Returning to an engagement approach would “increase of predictability and permanence of inter-Korean policies” and help the South Korean economy, Moon said.

But reviving such inter-Korean cooperation will be difficult, analysts say.

For starters, the world is a very different place now than it was in 1997.

Then, North Korea did not have a proven nuclear weapons program. Now, it has conducted five nuclear tests and Kim Jong Un seems hellbent on developing missiles that can deliver nuclear warheads to the United States.

Plus, North Korean attacks on South Korea – including the sinking of the Cheonan naval corvette in 2010 and the shelling of a South Korean island, which together claimed 50 lives – have sapped a lot of the South Korean energy to be nice to North Korea.

Increasingly strict sanctions have been imposed through the United Nations in response to North Korea’s nuclear tests and missile launches, and both the United States and South Korea have also imposed direct prohibitions on dealing with North Korea.

“The international community has moved decisively toward a more sanctions and less engagement approach with North Korea and even South Korea’s own domestic laws will make grandiose unaccountable inter-Korean engagement more difficult,” Marcus Noland and Kent Boydston of the Peterson Institute for International Economics wrote in an analysis.

If South Korea was to say that special considerations apply on the peninsula, the Moon administration would “bring South Korea into immediate diplomatic conflict with the U.S. and undercut China’s already tepid willingness to implement sanctions,” they wrote.

Even raising the specter of a sunshine policy approach will complicate the international community’s efforts to make North Korea give up its nuclear program, said David Straub, a former official in the State Department who worked on North Korea.

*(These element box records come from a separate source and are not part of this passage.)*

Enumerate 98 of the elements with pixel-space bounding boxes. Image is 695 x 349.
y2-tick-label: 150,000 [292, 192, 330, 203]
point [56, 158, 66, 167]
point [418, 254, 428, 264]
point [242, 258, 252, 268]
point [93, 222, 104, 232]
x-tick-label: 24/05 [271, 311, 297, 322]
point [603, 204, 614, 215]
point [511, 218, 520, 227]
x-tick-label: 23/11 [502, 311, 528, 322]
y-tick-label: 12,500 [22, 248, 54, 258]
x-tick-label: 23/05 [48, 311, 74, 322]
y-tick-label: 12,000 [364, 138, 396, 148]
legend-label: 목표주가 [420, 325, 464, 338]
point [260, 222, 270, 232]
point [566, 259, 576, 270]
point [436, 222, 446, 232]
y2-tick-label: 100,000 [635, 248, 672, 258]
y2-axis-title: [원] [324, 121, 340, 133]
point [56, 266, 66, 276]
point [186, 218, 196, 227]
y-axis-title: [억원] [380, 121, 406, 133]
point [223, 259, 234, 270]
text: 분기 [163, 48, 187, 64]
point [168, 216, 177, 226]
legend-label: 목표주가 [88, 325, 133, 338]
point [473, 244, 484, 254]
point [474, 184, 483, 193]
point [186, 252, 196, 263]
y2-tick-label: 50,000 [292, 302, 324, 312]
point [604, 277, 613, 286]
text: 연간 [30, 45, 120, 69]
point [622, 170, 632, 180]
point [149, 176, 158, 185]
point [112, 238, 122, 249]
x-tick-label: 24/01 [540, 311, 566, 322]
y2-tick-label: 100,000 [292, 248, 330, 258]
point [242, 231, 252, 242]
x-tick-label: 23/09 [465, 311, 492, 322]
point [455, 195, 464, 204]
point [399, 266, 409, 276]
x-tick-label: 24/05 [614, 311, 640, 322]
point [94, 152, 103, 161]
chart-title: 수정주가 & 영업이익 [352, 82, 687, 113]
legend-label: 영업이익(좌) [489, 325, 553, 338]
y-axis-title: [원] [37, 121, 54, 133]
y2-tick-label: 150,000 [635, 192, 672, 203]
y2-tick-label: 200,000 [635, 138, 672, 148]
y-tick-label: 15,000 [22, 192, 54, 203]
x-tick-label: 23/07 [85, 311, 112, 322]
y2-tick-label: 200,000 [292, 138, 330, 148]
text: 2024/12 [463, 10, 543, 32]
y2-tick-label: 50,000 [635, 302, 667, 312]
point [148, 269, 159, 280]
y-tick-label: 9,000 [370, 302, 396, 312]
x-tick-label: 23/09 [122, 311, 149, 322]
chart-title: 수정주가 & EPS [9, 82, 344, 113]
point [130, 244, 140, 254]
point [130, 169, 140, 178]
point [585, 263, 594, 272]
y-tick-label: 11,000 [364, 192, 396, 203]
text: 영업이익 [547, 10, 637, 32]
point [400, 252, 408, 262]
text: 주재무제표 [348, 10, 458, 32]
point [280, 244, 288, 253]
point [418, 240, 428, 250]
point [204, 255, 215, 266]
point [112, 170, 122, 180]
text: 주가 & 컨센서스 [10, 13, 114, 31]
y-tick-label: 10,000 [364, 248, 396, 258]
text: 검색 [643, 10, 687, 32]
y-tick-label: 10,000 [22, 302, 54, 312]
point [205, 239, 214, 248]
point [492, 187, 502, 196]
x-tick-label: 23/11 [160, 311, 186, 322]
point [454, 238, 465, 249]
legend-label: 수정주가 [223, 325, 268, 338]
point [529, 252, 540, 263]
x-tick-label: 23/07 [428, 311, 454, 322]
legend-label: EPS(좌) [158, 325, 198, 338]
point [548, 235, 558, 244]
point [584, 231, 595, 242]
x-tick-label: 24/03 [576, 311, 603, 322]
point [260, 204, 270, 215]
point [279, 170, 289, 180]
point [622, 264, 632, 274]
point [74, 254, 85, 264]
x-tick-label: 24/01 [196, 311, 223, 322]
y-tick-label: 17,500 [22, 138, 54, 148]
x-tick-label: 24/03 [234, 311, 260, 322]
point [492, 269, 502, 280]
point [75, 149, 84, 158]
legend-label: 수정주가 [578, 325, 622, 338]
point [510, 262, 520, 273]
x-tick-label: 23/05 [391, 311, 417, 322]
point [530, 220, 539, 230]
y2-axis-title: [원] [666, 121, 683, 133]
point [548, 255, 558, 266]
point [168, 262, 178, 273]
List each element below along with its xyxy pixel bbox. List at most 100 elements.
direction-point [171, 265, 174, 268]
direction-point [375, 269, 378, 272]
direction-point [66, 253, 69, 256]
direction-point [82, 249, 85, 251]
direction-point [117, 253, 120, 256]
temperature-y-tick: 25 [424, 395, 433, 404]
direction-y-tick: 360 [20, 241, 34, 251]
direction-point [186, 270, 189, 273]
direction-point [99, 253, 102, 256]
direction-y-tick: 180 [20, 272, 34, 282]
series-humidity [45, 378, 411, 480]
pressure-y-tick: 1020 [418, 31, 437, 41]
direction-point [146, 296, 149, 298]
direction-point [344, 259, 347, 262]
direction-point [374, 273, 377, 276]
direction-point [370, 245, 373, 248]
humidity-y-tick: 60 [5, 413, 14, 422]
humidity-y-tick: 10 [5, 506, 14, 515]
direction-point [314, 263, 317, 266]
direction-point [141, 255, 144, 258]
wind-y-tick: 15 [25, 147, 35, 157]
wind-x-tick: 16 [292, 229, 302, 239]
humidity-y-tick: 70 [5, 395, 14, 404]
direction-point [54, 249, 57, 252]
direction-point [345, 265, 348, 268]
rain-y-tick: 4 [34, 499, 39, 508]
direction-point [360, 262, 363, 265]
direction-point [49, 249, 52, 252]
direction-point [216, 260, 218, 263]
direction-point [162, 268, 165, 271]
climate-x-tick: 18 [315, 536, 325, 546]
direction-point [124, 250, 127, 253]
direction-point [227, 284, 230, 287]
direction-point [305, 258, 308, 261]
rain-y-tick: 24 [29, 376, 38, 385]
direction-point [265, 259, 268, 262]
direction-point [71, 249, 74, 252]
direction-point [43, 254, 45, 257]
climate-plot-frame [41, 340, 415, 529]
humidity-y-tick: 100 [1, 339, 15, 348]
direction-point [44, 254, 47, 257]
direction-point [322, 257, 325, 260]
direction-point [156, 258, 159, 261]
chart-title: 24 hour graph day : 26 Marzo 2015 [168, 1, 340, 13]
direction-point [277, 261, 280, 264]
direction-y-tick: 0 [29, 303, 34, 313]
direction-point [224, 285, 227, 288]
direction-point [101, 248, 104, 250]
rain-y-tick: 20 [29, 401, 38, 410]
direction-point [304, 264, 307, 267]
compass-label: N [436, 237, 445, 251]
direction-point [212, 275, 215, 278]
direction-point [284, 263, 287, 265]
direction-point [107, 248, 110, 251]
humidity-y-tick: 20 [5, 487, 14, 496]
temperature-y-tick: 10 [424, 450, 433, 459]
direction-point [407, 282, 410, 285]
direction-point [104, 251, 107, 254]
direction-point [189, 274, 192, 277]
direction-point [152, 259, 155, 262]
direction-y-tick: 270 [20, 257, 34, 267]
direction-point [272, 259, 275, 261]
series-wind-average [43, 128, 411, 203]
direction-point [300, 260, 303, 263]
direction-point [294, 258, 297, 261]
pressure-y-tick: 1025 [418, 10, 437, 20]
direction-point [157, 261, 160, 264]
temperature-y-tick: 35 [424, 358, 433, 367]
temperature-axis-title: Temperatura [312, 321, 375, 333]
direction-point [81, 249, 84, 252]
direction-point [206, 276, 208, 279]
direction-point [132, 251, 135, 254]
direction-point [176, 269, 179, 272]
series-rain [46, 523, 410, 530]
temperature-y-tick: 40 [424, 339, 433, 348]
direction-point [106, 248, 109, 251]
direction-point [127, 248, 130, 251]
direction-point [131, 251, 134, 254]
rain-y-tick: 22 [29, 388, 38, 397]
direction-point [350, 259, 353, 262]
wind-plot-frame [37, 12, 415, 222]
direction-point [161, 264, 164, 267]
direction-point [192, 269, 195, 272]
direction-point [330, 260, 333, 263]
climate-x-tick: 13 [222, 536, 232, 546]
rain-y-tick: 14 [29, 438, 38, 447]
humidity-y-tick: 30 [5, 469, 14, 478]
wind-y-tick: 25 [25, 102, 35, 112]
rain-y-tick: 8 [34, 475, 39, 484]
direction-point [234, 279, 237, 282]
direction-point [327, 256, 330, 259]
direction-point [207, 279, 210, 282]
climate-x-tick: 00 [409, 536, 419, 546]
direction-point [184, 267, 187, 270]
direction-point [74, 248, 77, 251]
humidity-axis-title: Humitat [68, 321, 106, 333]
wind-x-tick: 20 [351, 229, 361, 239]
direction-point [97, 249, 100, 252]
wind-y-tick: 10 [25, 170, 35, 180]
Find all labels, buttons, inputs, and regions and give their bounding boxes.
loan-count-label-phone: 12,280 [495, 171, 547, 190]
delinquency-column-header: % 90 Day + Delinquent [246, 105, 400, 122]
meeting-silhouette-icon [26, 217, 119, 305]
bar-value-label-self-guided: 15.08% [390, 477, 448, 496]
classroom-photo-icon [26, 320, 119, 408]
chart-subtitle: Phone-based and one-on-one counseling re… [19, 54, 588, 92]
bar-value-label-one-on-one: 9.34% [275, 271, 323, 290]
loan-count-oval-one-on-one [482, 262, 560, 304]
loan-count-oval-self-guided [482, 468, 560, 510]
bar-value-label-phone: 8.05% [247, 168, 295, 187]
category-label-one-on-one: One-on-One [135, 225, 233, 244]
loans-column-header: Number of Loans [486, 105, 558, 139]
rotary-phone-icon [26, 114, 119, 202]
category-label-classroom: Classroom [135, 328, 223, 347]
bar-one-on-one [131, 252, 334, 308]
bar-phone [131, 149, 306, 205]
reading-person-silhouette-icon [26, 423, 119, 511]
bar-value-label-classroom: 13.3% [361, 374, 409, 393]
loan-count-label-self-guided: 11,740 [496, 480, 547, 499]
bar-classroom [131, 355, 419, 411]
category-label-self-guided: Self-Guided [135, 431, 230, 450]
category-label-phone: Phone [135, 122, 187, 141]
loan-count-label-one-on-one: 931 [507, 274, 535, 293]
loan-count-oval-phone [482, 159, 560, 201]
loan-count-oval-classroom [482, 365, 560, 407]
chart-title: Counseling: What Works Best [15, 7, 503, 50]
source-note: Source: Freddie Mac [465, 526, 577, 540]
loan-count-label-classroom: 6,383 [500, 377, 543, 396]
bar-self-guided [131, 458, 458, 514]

Moon’s policy is much closer to China’s than to the United States’ policy, he noted.

“South Korea has tremendous influence in the international community on this issue, and that in itself is a challenge for President Trump,” Straub said, noting that Kim Dae-jung and Roh both bad-mouthed President George W. Bush’s approach at that time.

But Lee Jong-seok, who served as unification minister during the Roh administration, said a decade of sanctions had not worked.

“It’s now time for the U.S. to review its policy of imposing pressure on North Korea over its nuclear program. Has North Korea recognized its wrongdoings as a result of this policy of applying strong pressure?” Lee asked.

Moon recognized that pressure alone was not sufficient for resolving the North Korean nuclear issue, but that the key was in pursuing both dialogue and pressure, he said.

“President Moon will combine sanctions and dialogue, but which comes first will be decided after talking to relevant nations like the U.S. and China,” Lee said. “South Korea can’t unilaterally hold talks while everyone else is sanctioning North Korea.”

The Washington Post’s Yoonjung Seo contributed reporting.